Alternately, assume your network has a mixture of wireless computers that support different security standards. Perhaps some older computers have wireless adapters that can only use WPA-Enterprise, while newer devices can use the stronger WPA2-Enterprise standard. You can create two different profiles that use the same SSID and nearly identical connectivity and security settings. However in one profile, you can set the wireless authentication to WPA2-Enterprise with AES, and in the other profile you can specify WPA-Enterprise with TKIP. This is commonly known as a mixed-mode deployment. The ability to configure mixed-mode deployments using a common SSID is one of the enhancements in the Wireless Network (IEEE 802.11) Policies for Windows Vista.

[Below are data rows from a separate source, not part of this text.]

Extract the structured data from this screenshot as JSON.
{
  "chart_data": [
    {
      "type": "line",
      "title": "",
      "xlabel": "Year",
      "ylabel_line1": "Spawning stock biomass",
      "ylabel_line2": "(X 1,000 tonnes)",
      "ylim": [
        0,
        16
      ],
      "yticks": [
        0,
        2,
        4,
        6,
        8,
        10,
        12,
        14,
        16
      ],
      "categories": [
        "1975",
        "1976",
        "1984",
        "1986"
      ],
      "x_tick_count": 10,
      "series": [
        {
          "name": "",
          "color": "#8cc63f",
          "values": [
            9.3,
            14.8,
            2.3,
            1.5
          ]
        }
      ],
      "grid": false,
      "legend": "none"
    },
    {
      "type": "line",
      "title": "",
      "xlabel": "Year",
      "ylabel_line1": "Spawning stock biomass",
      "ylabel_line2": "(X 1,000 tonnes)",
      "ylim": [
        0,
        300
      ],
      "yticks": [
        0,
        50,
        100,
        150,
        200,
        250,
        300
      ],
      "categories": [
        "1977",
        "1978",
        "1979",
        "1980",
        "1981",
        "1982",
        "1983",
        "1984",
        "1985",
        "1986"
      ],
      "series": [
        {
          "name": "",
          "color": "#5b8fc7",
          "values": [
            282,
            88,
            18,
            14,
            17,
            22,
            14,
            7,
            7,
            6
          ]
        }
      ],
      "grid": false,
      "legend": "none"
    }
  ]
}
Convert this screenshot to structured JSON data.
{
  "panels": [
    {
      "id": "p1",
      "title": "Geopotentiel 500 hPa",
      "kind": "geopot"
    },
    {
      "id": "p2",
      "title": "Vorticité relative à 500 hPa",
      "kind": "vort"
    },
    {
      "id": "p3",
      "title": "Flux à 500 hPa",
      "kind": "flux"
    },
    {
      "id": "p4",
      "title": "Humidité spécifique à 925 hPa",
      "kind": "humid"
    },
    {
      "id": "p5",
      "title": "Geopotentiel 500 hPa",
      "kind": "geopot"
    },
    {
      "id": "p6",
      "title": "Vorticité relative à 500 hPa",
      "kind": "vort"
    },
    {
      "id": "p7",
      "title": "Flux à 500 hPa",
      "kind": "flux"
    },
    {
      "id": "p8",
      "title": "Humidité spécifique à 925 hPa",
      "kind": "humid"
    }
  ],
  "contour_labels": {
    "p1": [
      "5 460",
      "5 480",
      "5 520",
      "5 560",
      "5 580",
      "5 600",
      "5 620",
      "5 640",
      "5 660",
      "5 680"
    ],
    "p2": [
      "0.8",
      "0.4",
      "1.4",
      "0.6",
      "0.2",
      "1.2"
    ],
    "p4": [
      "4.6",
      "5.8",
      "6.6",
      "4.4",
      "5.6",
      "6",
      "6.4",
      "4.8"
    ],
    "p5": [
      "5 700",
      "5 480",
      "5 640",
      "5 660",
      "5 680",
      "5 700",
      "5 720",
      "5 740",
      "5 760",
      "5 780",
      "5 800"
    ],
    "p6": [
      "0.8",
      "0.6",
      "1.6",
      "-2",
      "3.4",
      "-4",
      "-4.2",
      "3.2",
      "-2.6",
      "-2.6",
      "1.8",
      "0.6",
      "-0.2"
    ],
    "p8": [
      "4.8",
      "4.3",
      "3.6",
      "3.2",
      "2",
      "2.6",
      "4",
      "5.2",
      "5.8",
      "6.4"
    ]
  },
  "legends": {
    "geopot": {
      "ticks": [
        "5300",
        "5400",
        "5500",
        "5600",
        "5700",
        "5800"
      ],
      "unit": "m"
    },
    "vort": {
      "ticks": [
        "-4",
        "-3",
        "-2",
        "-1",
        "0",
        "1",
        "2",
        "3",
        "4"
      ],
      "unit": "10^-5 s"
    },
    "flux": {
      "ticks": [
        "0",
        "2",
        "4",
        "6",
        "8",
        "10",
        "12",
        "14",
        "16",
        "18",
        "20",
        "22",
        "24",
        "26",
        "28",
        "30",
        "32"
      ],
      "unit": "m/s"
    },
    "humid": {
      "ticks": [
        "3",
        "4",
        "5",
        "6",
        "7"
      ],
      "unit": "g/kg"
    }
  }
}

Network Policy Server (NPS) enables you to create and enforce network access policies for client health, connection request authentication, and connection request authorization. When you use NPS as a RADIUS server, you configure network access servers, such as wireless access points, as RADIUS clients in NPS. You also configure the network policies that NPS uses to authenticate access clients and authorize their connection requests.

For the purpose of this guide, wireless client computers are computers that are equipped with IEEE 802.11 wireless network adapters and that are most typically running Windows 7, Windows Vista or Windows XP. Within the context of this deployment scenario, however, wireless client computers can also be computers that are running Windows Server 2008 R2, Windows Server 2008, or Windows Server 2003.

By default, the functionality for 802.11 wireless is disabled on computers that are running Windows Server 2008 R2 and Windows Server 2008. To use 802.11 wireless on computers running Windows Server 2008 R2 and Windows Server 2008 you must first install and enable the Wireless LAN Service feature on the server computer. You can install the Wireless LAN Service feature by using the Add Features Wizard in Server Manager.

The process of configuring and deploying wireless access occurs in these stages:

Stage 1 – AP Deployment

Plan, deploy, and configure your APs for wireless client connectivity and for use with NPS. Depending on your preference and network dependencies, you can either pre-configure settings on your wireless APs prior to installing them on your network, or you can configure them remotely after installation.

Stage 2 – AD DS Group Configuration

You must create one or more wireless users security groups. Then, you must add each user for whom you want to allow wireless access to the wireless network to the appropriate wireless users security group.

Stage 3 – Group Policy Configuration

Configure the Wireless Network (IEEE 802.11) Policies extension of Group Policy by using the Group Policy Management Editor Microsoft Management Console (MMC).

To configure domain-member computers using the settings in the wireless network policies, you must apply Group Policy. When a computer is first joined to the domain Group Policy is automatically applied. If changes are made to Group Policy, the new settings are automatically applied:

  • by Group Policy at pre-determined intervals

  • if a domain user logs off and then back on to the network

  • by restarting the client computer and logging on to the domain

You can also force Group Policy to refresh by running gpupdate at the command prompt.

Stage 4 – NPS server configuration

Use a configuration wizard in NPS to add wireless access points as RADIUS clients, and to create the network policies that NPS uses when processing connection requests. When using the wizard to create the network policies, specify PEAP as the EAP type, and the wireless users security group that was created in the second stage.

Stage 5 – Deploy wireless clients

Use client computers to connect to the network.

For domain member computers that can log on to the wired LAN, the necessary wireless configuration settings are automatically applied when Group Policy is refreshed. If you have enabled the setting in Wireless Network (IEEE 802.11) Policies to connect automatically when the computer is within broadcast range of the wireless network, your wireless, domain-joined computers will then automatically attempt to connect to the wireless LAN. To connect to the wireless network, users need only supply their domain user name and password credentials when prompted by Windows.